The key thing about making fritters of any kind is to remove as much water as possible. The problem about zucchini is when you fry them, they become soggy, especially if you fry grated zucchini. One way to “remedy” this (not 100%) is to lightly salt the zucchini shreds/matchsticks/grated zucchini etc. and squeeze out as much water as you can. You won’t be able to completely fix the problem, but you probably will end up with a crisper fritter. When I made these fritters I didn’t bother to do that. As such, I had a crisp exterior but “creamy” interior. They were still yummy but not crispy through and through. Basically, it really depends how you would like your fritters.
This recipe is slightly adapted from Smitten Kitchen’s. Feel free to also use whatever spices you prefer. If you are a purist, good ole’ salt and pepper would do fine.
UPDATE: I made these again and made the effort to remove as much water as possible from the zucchini using the method described above. It produced a much crisper and yummier fritter – I am a convert and will make the effort to do this in the future. The “batter” will be quite dry, but that’s a good thing. The crisper fritters are pictured above.

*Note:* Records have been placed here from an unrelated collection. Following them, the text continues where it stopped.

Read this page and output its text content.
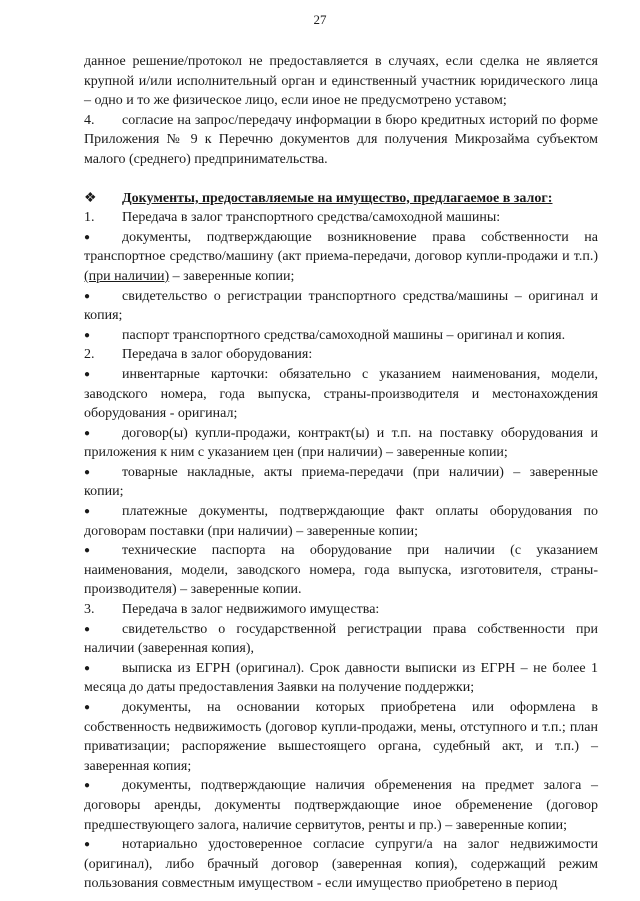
27

данное решение/протокол не предоставляется в случаях, если сделка не является крупной и/или исполнительный орган и единственный участник юридического лица – одно и то же физическое лицо, если иное не предусмотрено уставом;

4. согласие на запрос/передачу информации в бюро кредитных историй по форме Приложения № 9 к Перечню документов для получения Микрозайма субъектом малого (среднего) предпринимательства.

❖ Документы, предоставляемые на имущество, предлагаемое в залог:

1. Передача в залог транспортного средства/самоходной машины:

● документы, подтверждающие возникновение права собственности на транспортное средство/машину (акт приема-передачи, договор купли-продажи и т.п.) (при наличии) – заверенные копии;

● свидетельство о регистрации транспортного средства/машины – оригинал и копия;

● паспорт транспортного средства/самоходной машины – оригинал и копия.

2. Передача в залог оборудования:

● инвентарные карточки: обязательно с указанием наименования, модели, заводского номера, года выпуска, страны-производителя и местонахождения оборудования - оригинал;

● договор(ы) купли-продажи, контракт(ы) и т.п. на поставку оборудования и приложения к ним с указанием цен (при наличии) – заверенные копии;

● товарные накладные, акты приема-передачи (при наличии) – заверенные копии;

● платежные документы, подтверждающие факт оплаты оборудования по договорам поставки (при наличии) – заверенные копии;

● технические паспорта на оборудование при наличии (с указанием наименования, модели, заводского номера, года выпуска, изготовителя, страны-производителя) – заверенные копии.

3. Передача в залог недвижимого имущества:

● свидетельство о государственной регистрации права собственности при наличии (заверенная копия),

● выписка из ЕГРН (оригинал). Срок давности выписки из ЕГРН – не более 1 месяца до даты предоставления Заявки на получение поддержки;

● документы, на основании которых приобретена или оформлена в собственность недвижимость (договор купли-продажи, мены, отступного и т.п.; план приватизации; распоряжение вышестоящего органа, судебный акт, и т.п.) – заверенная копия;

● документы, подтверждающие наличия обременения на предмет залога – договоры аренды, документы подтверждающие иное обременение (договор предшествующего залога, наличие сервитутов, ренты и пр.) – заверенные копии;

● нотариально удостоверенное согласие супруги/а на залог недвижимости (оригинал), либо брачный договор (заверенная копия), содержащий режим пользования совместным имуществом - если имущество приобретено в период
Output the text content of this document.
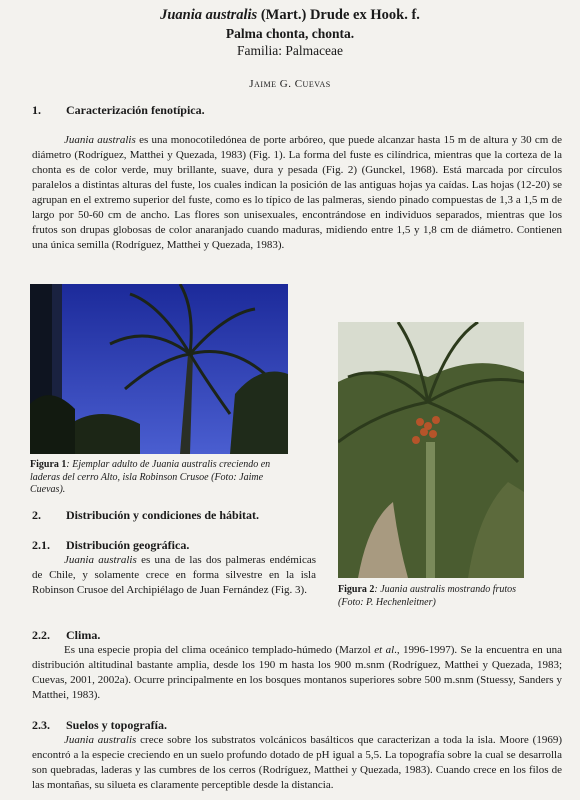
Juania australis (Mart.) Drude ex Hook. f.
Palma chonta, chonta.
Familia: Palmaceae
Jaime G. Cuevas
1. Caracterización fenotípica.
Juania australis es una monocotiledónea de porte arbóreo, que puede alcanzar hasta 15 m de altura y 30 cm de diámetro (Rodríguez, Matthei y Quezada, 1983) (Fig. 1). La forma del fuste es cilíndrica, mientras que la corteza de la chonta es de color verde, muy brillante, suave, dura y pesada (Fig. 2) (Gunckel, 1968). Está marcada por círculos paralelos a distintas alturas del fuste, los cuales indican la posición de las antiguas hojas ya caídas. Las hojas (12-20) se agrupan en el extremo superior del fuste, como es lo típico de las palmeras, siendo pinado compuestas de 1,3 a 1,5 m de largo por 50-60 cm de ancho. Las flores son unisexuales, encontrándose en individuos separados, mientras que los frutos son drupas globosas de color anaranjado cuando maduras, midiendo entre 1,5 y 1,8 cm de diámetro. Contienen una única semilla (Rodríguez, Matthei y Quezada, 1983).
Figura 1: Ejemplar adulto de Juania australis creciendo en laderas del cerro Alto, isla Robinson Crusoe (Foto: Jaime Cuevas).
Figura 2: Juania australis mostrando frutos (Foto: P. Hechenleitner)
2. Distribución y condiciones de hábitat.
2.1. Distribución geográfica.
Juania australis es una de las dos palmeras endémicas de Chile, y solamente crece en forma silvestre en la isla Robinson Crusoe del Archipiélago de Juan Fernández (Fig. 3).
2.2. Clima.
Es una especie propia del clima oceánico templado-húmedo (Marzol et al., 1996-1997). Se la encuentra en una distribución altitudinal bastante amplia, desde los 190 m hasta los 900 m.snm (Rodríguez, Matthei y Quezada, 1983; Cuevas, 2001, 2002a). Ocurre principalmente en los bosques montanos superiores sobre 500 m.snm (Stuessy, Sanders y Matthei, 1983).
2.3. Suelos y topografía.
Juania australis crece sobre los substratos volcánicos basálticos que caracterizan a toda la isla. Moore (1969) encontró a la especie creciendo en un suelo profundo dotado de pH igual a 5,5. La topografía sobre la cual se desarrolla son quebradas, laderas y las cumbres de los cerros (Rodríguez, Matthei y Quezada, 1983). Cuando crece en los filos de las montañas, su silueta es claramente perceptible desde la distancia.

(taken and slightly adapted from here)
- 1 pound (about 2 medium) zucchini, grated or julienne into thin matchsticks. You can use a food processor to help you with the grating or a mandolin for julienne-ing.
- 1 teaspoon coarse or Kosher salt, plus extra to taste
- 2 scallions, split lengthwise and sliced thin AND/OR 1/4 cup diced onion/shallot
- 1 large egg, lightly beaten
- Freshly ground black pepper
- 1/2 cup all-purpose flour
- 1/2 teaspoon baking powder
- 1/4 teaspoon paprika (optional)
- Olive or another oil of your choice, for frying
For the topping (optional):
- 1 cup sour cream or plain, full-fat yogurt
- 1 to 2 tablespoon lemon juice
- 1/4 teaspoon lemon zest
- A few pinches of salt
- 1 small minced or crushed clove of garlic
- In a large bowl, toss zucchini with 1 teaspoon salt and set aside for 10 minutes.
- Remove as much water from the zucchini by wringing using paper towels or cheese cloth.
- Mix together the zucchini, salt (about 1/4 teaspoon or more), pepper, flour, baking powder and egg. You can also add in paprika if desired.
- In a large heavy skillet or cast iron pan, heat 2 tablespoons of oil over medium-high heat until shimmering. Drop 3 tablespoonfuls of batter onto pan (I used a standard ice-cream scoop), making sure not to crowd fritters. Flatten fritters with a spatula. Fry each side for about 2-3 minutes or until golden brown.
- Drain cooked fritters on rack.
- For the topping, if using, stir together the sour cream, lemon juice, zest, salt and garlic and adjust the flavors to taste. Dollop on each fritter before serving.